Zenity is a small utility program for building simple graphical widgets and menus. I've never had use for it before, but a few days ago I ran into a situation that it just so happened to be perfect for.


I have a program of which I currently have several different versions compiled. Stable, release candidate, latest, etc. Since I start pretty much everything through gmrun (look that up: it's the best part of searching in the Gnome 3 menu, but without the bloat of Gnome 3) I didn't want to have to remember which versions I currently have. Wouldn't it just be better to run a command and pick from the currently available builds?


Enter zenity.
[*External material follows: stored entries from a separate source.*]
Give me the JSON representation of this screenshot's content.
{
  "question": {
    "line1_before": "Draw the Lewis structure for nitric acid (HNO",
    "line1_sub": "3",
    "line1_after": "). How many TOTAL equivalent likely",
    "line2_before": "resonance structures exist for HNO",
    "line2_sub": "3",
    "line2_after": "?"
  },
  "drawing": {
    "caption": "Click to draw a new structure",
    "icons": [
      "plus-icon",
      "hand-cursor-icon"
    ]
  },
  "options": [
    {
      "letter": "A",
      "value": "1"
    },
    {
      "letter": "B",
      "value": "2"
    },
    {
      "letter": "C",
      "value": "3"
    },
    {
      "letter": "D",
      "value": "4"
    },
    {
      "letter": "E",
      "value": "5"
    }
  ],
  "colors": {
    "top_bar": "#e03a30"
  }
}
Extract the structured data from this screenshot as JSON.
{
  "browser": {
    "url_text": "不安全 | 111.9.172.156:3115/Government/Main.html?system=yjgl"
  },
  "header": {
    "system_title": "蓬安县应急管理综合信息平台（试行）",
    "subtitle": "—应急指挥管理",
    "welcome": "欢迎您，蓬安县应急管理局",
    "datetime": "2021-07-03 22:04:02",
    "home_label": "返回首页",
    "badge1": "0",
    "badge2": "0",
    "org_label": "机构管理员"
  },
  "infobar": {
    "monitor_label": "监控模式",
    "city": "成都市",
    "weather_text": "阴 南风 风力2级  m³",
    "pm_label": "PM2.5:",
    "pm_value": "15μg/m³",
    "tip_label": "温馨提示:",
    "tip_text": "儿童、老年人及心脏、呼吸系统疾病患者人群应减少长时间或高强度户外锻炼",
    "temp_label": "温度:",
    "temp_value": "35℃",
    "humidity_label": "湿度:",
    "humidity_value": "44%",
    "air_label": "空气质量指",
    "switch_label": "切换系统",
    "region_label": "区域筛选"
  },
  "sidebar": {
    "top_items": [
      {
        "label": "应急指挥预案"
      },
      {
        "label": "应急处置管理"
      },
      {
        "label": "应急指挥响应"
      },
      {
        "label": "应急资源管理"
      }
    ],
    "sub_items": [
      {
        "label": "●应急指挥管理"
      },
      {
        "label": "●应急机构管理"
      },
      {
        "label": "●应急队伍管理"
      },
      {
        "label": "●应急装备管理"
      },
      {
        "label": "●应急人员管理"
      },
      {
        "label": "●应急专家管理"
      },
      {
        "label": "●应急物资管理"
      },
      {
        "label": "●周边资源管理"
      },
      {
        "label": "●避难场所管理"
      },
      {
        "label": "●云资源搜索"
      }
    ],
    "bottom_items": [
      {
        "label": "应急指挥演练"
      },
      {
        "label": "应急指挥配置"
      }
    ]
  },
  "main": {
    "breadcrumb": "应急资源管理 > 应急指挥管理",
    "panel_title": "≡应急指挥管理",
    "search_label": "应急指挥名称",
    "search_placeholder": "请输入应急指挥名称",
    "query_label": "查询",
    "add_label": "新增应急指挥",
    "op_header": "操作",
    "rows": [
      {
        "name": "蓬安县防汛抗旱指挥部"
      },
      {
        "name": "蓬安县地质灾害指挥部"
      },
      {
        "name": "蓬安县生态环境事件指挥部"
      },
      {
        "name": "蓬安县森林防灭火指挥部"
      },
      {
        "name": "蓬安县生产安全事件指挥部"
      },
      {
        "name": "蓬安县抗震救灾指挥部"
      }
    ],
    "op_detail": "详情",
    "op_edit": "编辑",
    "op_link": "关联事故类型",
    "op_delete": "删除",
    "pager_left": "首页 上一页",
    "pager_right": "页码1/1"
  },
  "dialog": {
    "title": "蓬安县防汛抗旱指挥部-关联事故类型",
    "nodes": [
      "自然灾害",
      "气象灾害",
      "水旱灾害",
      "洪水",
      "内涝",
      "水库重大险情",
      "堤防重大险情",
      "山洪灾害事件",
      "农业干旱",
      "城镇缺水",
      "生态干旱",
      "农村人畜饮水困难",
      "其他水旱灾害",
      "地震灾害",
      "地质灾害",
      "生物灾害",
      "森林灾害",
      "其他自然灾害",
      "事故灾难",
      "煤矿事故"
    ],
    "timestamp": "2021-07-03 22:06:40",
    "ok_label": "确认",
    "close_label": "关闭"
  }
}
This is a small script that for example purposes will be called /usr/bin/exampleprog


#!/bin/bash

cd /home/bjorn/exampleprog-builds

VERSION=$(zenity --list --title "" --text "Choose version" --column Version --hide-header *)

if [[ -n $VERSION ]]; then
        cd "$VERSION"
        ./start
fi


That zenity command is genuinely beautiful. Here's what the arguments mean:


--list means we want a list widget

--title "" sets a title for the top panel of the window. I set this to an empty string, as you can see.

--text "Choose version" gives the text above the list of choices.

--column Version means we have one column, and it's named Version. You can add more columns by just adding more column names.

--hide-header means that we don't need to see the headers of our columns.

The asterisk is of course a bash expansion, which means that all the file and folder names in the current working directory become the rest of our arguments, and they will be sorted into our columns (which is just a single column in our case) as available choices.


This will produce a small window with a list that has a vertical scrollbar if needed. One entry in the list can be chosen, and there is a Cancel and an OK button.


If the user picks an element from the list and clicks OK that element will be returned from zenity. This is why I assign the output from zenity to the VERSION environment variable. If that output is a non-zero string we can use it, otherwise we just terminate gracefully.